Posted by Sara Hawthorn
Image shows a compass pointing at Trust

This year’s Edelman Trust Barometer was a stark look at the reality of public perception of businesses. A deep mistrust has settled over the actions of businesses, the media and government with over half the respondents stating that capitalism as it works today does more harm than good in the world. 

Ouch. 

In a complex and multifaceted sector like energy the report provides some useful takeaways and considerations from a stakeholder communication point of view. For example, the report found that out of the four groups of NGO, Government, Media and Business not one was considered both ethical and competent. 

Businesses were found to be more competent (only slightly – 14 on a sliding scale of -50 to +50) but less ethical at -2. There’s definite room for improvement. And lots of it. For companies working in the energy sector this presents an opportunity to review how and what they’re communicating to different stakeholder groups. Especially because according to the Barometer what businesses are perceived to be best at is:

  • Generating value for owners
  • Being the engine of innovation
  • Driving economic prosperity

 

Opportunity for change

At least two of those areas are prime stakeholder communications for the energy and, in particular, the renewables sector. As the wider public begins to think more consciously about what they consume, their impact on the environment and the ethical implications of purchases, communicating sustainability efforts with transparency and regularity is becoming a necessity for any business in this area. 

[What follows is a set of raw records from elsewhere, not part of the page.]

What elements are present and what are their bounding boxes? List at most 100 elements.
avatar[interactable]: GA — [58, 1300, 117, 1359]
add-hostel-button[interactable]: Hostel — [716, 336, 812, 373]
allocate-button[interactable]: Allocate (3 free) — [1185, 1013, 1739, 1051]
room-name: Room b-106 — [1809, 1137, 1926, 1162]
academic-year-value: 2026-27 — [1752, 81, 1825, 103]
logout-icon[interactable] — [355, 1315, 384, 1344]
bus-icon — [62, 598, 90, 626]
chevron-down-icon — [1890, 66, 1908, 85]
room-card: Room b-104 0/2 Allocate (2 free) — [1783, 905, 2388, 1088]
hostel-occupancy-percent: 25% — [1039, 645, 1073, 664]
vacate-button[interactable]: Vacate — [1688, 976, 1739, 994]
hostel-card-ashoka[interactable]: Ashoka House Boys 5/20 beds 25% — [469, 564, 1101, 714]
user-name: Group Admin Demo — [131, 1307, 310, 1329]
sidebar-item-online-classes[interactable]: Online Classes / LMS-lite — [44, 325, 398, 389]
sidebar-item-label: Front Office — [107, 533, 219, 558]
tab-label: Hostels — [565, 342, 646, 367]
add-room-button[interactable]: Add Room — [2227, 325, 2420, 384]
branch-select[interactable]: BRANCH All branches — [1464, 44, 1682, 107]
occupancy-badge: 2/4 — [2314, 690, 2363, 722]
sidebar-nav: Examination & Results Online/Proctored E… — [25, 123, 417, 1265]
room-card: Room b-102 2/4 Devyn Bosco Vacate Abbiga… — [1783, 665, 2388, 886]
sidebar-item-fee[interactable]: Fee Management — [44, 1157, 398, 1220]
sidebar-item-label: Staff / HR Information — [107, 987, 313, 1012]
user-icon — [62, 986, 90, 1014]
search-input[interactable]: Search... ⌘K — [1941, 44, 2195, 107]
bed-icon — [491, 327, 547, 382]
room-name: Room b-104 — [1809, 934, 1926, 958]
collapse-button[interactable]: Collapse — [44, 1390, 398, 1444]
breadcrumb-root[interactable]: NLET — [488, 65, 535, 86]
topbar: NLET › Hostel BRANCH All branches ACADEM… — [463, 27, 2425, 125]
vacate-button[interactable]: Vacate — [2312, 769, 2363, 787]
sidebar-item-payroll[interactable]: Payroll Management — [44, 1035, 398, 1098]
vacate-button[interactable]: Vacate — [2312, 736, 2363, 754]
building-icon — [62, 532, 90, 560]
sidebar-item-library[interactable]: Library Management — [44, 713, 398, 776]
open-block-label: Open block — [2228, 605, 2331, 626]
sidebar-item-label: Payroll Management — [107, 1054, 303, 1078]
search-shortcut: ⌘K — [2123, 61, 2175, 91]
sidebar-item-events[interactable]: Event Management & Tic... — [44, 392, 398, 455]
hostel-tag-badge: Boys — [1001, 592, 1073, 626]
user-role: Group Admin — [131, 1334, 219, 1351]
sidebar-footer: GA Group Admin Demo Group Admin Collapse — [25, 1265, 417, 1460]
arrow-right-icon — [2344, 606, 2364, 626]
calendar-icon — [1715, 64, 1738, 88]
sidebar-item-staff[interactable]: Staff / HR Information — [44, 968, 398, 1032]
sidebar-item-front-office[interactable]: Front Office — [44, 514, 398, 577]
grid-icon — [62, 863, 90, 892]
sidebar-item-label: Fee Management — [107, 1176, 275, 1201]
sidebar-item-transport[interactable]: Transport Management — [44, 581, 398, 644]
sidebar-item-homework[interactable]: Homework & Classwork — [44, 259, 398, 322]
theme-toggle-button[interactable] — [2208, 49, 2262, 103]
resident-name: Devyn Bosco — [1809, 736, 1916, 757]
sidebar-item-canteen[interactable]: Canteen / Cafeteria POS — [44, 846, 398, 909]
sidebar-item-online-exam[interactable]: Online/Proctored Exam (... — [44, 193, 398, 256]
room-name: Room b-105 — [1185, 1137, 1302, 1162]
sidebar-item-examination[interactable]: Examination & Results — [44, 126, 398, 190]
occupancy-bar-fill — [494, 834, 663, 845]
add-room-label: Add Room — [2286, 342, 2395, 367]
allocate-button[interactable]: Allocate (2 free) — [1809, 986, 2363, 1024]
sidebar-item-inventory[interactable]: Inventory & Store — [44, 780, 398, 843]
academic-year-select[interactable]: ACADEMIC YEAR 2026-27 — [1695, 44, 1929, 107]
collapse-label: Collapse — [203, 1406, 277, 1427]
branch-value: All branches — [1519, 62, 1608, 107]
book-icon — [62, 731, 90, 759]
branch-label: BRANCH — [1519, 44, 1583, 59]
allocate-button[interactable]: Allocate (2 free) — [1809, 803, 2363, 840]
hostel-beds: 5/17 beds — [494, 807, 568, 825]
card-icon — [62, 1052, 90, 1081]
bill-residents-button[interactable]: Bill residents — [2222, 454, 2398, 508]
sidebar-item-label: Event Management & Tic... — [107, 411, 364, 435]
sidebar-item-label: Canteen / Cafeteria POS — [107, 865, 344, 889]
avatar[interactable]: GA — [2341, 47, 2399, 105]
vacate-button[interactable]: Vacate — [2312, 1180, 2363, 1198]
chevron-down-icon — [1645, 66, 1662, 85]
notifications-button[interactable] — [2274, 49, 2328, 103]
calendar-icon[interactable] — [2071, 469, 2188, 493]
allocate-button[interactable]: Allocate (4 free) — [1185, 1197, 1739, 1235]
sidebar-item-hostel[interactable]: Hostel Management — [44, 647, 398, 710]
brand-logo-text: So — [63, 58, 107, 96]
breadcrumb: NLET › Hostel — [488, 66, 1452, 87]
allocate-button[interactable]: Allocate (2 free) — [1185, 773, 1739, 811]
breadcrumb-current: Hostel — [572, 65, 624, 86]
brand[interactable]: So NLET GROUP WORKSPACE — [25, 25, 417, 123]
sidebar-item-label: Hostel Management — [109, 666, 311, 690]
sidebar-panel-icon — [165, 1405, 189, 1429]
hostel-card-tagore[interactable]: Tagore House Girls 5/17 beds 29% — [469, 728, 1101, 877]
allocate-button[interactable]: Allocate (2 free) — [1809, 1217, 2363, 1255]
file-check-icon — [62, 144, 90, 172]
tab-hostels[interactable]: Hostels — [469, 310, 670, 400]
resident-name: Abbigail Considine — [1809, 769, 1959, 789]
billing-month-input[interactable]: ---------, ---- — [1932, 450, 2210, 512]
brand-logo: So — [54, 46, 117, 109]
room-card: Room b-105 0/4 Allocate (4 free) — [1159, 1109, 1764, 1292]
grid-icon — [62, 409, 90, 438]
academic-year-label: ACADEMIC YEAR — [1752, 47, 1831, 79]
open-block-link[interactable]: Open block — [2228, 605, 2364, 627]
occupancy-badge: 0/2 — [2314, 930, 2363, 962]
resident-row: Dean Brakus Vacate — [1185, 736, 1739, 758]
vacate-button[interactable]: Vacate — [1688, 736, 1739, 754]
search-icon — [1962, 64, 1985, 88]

Results from the Edelman Trust Barometer showed that the public is more forgiving of mistakes if a company or business is believed to be ethical. Essentially, try to do good and we’ll forgive a few mistakes. 

This is both interesting and shaky ground. On one hand, it offers the opportunity for energy-related businesses to realign their values and work alongside PR and comms teams to build strong two-way communications between the company and stakeholders. On the other it could potentially lead to businesses paying lip service to ethical and/or sustainable practices and mistakenly believing they’ll always be forgiven if they at least look like they’re trying. 

Increasingly, this latter approach is difficult for businesses to get away with and is a big reason why public relations consultancy and guidance at a senior level is the smart move for companies operating in a world of mistrust and misinformation as the report from Edelman indicates.

 

The way forward

The results from the Barometer indicate that businesses are perceived unlikely to be both competent and ethical which means over the course of the next year businesses have a choice to confirm or disprove this through their actions and words. Listening and responding, rather than pushing out a singular message, will become an important part of any public relations strategy. As the climate emergency, issues around energy generation and supply, and consumer consumption continue to be at the forefront of the news agenda, energy sector businesses will need to break out of entrenched strategies and tactics to engage with stakeholders in a more transparent, trust-building way.